As matters stand, these conditions have not been accepted in their current form by the House of Lords (where the Bill was proposed) although the principles have largely been agreed. These items will continue to be negotiated between the two Houses with a view to approval being reached and the Bill then being passed for Royal Assent.
It seems likely then that fracking will become easier, cheaper and will therefore be with us to stay provided that nothing arises in the coming months that derails the passing into law of the Infrastructure Bill.
One such issue that could have that derailing effect is the increased volume of parties demanding a wholesale moratorium on fracking pending the carrying out of further tests into its safety and environmental impact.
Whilst that proposal was comprehensively outvoted at the Third Reading of the Bill (by 308 votes to 52), on a regional basis at least one energy company has hit opposition to its proposals.
In this context, a report by Lancashire County Council opposed the grant of permission to Cuadrilla to explore sites at Little Plumpton and Roseacre Wood for shale gas.

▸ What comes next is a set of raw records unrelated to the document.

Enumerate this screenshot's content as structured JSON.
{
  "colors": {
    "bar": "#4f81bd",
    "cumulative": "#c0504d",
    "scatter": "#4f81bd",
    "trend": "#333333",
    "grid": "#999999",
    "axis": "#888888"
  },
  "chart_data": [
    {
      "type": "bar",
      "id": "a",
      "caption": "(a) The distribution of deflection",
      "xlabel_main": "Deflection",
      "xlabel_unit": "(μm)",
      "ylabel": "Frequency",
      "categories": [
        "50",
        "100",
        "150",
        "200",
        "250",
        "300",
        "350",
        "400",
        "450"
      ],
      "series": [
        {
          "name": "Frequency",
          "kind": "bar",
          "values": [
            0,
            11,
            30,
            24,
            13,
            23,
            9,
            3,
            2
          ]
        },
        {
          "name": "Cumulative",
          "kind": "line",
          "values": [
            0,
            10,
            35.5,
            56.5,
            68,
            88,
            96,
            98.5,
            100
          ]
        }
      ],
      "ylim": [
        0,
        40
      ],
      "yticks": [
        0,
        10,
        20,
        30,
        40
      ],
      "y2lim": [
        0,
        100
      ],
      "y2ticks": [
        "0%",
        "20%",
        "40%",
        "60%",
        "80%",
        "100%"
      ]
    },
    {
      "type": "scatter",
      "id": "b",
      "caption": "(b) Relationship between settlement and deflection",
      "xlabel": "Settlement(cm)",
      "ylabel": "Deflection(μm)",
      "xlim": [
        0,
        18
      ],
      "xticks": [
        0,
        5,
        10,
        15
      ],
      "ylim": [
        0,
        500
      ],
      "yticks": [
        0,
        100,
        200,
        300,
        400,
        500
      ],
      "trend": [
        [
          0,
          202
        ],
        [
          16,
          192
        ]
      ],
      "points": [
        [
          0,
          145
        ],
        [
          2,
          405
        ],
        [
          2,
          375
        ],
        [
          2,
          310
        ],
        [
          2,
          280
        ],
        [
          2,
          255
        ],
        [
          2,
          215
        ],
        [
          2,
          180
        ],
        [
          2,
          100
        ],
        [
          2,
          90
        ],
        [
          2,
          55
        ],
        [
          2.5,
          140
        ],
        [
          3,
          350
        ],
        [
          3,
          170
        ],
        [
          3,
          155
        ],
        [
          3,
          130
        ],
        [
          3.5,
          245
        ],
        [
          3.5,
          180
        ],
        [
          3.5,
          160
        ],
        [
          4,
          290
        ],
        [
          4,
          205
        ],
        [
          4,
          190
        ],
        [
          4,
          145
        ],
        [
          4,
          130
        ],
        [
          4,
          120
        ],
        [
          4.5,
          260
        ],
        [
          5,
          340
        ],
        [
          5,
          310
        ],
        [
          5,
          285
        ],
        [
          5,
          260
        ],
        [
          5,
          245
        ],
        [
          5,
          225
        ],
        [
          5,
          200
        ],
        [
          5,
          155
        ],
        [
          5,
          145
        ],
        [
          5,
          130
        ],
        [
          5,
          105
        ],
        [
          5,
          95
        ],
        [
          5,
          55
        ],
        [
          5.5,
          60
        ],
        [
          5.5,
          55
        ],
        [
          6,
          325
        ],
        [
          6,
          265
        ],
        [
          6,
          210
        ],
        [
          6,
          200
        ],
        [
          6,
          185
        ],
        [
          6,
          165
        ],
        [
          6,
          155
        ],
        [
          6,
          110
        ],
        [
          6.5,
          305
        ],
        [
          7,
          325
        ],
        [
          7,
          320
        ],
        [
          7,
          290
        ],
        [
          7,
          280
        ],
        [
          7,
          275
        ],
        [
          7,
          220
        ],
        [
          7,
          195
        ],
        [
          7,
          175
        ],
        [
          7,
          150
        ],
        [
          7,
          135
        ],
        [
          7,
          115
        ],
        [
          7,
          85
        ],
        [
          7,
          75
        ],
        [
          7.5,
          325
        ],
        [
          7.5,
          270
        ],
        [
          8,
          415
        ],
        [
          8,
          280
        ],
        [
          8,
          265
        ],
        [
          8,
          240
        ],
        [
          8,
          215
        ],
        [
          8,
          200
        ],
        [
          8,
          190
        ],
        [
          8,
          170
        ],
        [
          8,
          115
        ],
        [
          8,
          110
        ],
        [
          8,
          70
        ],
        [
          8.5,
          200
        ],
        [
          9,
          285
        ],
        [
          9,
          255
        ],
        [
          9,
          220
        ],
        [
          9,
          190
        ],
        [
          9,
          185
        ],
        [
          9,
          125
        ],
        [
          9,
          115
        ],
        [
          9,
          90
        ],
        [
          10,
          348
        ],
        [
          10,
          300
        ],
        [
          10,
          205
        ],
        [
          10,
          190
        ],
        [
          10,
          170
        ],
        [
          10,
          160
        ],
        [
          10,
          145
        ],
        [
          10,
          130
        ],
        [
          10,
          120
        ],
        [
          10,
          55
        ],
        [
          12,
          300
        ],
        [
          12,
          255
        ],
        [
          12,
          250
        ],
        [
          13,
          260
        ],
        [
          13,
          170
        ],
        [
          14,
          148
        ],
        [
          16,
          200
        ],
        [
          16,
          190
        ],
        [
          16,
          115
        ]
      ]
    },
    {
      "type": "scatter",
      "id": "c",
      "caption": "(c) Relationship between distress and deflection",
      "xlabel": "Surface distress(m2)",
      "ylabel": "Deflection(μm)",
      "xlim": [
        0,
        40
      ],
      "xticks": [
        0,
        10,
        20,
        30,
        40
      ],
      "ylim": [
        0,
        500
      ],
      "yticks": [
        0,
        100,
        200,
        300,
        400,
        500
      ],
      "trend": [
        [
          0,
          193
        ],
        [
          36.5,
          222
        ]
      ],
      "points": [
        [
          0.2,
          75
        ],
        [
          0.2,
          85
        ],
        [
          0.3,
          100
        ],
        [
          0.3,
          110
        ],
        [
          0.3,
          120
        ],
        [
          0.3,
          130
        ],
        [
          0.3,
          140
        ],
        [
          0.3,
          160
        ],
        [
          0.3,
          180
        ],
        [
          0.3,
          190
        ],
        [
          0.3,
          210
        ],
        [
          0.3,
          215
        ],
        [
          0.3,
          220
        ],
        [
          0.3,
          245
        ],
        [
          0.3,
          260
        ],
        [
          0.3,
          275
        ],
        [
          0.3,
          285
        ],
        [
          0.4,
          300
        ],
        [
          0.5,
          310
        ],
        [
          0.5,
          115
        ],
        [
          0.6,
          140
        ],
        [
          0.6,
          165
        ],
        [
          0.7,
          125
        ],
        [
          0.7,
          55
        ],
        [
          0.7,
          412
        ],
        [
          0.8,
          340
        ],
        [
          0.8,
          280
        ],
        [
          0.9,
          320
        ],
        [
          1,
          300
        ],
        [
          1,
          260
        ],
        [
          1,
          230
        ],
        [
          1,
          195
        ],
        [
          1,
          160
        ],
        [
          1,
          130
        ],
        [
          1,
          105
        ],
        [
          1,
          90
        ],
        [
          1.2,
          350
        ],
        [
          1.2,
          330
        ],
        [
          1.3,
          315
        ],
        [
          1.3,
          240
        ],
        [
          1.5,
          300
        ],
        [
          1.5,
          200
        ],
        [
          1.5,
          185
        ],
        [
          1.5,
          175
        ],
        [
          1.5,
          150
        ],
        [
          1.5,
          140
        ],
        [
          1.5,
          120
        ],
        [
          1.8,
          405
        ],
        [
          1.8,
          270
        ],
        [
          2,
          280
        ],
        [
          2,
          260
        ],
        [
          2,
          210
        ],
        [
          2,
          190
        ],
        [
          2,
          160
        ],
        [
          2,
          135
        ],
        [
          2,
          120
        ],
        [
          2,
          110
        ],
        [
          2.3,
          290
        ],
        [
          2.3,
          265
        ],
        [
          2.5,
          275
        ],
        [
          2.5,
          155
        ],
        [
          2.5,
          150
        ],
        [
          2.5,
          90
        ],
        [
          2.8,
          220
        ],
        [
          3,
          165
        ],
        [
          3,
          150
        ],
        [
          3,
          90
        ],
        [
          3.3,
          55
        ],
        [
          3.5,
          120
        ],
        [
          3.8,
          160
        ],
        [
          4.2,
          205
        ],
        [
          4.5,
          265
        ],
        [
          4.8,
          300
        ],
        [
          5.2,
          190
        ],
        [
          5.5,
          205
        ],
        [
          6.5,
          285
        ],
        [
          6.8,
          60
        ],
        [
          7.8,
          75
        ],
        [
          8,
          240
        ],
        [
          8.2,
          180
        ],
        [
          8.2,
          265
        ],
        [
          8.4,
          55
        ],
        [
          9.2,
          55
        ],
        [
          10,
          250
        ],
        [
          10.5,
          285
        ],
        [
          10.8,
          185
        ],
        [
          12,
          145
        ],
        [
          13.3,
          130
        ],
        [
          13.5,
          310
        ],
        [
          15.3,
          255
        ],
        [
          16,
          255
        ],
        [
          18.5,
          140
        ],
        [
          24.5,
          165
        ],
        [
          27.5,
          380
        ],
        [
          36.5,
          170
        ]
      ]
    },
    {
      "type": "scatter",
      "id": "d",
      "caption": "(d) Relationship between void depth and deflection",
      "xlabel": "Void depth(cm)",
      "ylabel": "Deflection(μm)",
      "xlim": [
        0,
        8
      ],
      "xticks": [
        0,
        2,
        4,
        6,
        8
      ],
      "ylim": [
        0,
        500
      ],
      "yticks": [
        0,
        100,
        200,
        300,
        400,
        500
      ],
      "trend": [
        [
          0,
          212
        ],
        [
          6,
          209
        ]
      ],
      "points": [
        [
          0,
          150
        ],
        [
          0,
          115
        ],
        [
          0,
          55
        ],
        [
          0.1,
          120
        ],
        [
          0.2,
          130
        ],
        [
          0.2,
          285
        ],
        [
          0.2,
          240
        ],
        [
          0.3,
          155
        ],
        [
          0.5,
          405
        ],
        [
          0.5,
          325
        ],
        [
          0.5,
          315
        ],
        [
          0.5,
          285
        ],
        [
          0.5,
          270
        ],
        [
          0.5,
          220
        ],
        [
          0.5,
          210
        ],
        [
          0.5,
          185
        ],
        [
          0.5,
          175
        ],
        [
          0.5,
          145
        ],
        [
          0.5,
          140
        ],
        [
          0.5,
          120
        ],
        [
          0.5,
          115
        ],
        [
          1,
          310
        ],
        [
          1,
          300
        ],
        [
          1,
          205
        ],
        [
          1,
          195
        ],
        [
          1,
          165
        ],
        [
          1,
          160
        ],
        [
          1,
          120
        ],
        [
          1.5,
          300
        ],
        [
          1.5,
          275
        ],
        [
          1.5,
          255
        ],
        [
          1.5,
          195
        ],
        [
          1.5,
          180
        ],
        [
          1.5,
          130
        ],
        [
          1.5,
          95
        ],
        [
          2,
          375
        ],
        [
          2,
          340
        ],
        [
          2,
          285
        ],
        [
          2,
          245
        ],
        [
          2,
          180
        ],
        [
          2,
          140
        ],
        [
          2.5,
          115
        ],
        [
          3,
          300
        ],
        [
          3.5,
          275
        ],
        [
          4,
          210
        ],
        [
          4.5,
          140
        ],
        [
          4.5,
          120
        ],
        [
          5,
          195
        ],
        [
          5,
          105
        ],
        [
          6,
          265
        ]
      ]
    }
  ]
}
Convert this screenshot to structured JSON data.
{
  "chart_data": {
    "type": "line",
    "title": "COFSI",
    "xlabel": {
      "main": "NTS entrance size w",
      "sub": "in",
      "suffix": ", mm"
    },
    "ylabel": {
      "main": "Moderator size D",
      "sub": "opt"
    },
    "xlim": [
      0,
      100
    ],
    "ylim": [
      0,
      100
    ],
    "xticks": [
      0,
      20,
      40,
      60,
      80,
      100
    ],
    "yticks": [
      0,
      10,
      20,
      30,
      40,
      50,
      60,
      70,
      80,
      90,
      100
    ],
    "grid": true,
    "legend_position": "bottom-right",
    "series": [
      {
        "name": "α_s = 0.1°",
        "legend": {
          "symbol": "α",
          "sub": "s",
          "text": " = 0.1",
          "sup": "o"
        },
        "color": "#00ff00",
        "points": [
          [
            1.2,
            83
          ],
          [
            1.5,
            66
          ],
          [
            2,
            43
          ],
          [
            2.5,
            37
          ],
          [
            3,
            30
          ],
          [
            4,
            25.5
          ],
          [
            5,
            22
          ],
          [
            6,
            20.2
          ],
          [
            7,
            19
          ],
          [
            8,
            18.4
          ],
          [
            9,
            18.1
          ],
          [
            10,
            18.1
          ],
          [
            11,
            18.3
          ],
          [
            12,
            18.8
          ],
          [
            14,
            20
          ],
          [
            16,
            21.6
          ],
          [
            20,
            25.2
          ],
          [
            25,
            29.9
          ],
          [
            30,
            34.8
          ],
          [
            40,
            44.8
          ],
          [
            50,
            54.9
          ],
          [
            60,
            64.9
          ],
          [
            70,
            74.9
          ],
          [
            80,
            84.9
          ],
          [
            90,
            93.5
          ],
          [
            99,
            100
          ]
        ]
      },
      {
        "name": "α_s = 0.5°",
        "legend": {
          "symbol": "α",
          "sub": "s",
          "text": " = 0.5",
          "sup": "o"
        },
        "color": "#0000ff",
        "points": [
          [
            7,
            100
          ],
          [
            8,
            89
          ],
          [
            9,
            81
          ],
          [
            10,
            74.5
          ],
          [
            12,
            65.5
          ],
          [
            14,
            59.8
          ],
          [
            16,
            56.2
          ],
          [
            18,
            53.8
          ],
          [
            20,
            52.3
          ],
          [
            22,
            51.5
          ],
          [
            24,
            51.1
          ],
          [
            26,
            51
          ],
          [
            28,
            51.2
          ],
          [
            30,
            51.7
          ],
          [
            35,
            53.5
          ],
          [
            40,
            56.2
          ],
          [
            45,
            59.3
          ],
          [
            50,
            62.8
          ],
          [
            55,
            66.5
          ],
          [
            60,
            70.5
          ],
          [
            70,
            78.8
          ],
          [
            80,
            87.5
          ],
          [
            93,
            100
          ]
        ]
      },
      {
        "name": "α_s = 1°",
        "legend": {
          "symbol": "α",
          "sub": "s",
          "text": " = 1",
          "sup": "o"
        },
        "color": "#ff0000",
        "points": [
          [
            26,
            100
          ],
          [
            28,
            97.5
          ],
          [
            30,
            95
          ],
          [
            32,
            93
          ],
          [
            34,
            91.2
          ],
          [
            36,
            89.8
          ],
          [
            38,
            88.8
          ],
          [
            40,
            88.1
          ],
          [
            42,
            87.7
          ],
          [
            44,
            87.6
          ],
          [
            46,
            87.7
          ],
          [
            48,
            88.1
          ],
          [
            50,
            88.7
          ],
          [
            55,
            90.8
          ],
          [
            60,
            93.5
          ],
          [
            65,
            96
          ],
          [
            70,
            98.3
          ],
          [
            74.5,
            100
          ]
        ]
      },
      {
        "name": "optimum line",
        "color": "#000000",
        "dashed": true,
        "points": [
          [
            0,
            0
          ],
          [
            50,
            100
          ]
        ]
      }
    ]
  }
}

The decision from the planning authority is awaited.
Further, the Scottish Government has introduced a moratorium on fracking meaning that no planning permission for fracking schemes will be approved pending the result of a series of Scottish Government backed investigations designed to assess the impact of fracking. The Scottish Government has also stated its intention to carry out a public consultation so as to gauge Scottish public opinion on fracking.
This moratorium itself follows a report from the Westminster-based cross-party Environmental Audit Committee (which was released shortly before the Third Reading of the Bill). That report, amongst other things and in very strong terms, also proposed a moratorium and recommended a number of changes to the Bill (which, in the main, are the changes now being discussed by the two Houses).
There is, however, currently no such moratorium in place in England and Wales and there are a number of sites in the South East corridor generally that could be considered ripe for this this sort of exploration activity.
We must now wait and see what happens over the coming weeks in the run up to the General Election; it would be particularly telling if the Bill were to obtain Royal Assent prior to Parliament rising at the end of March.
What we do know for certain, however, is that the debate will continue – at least until such time as the question of a new legislative mechanism for fracking has been resolved once and for all.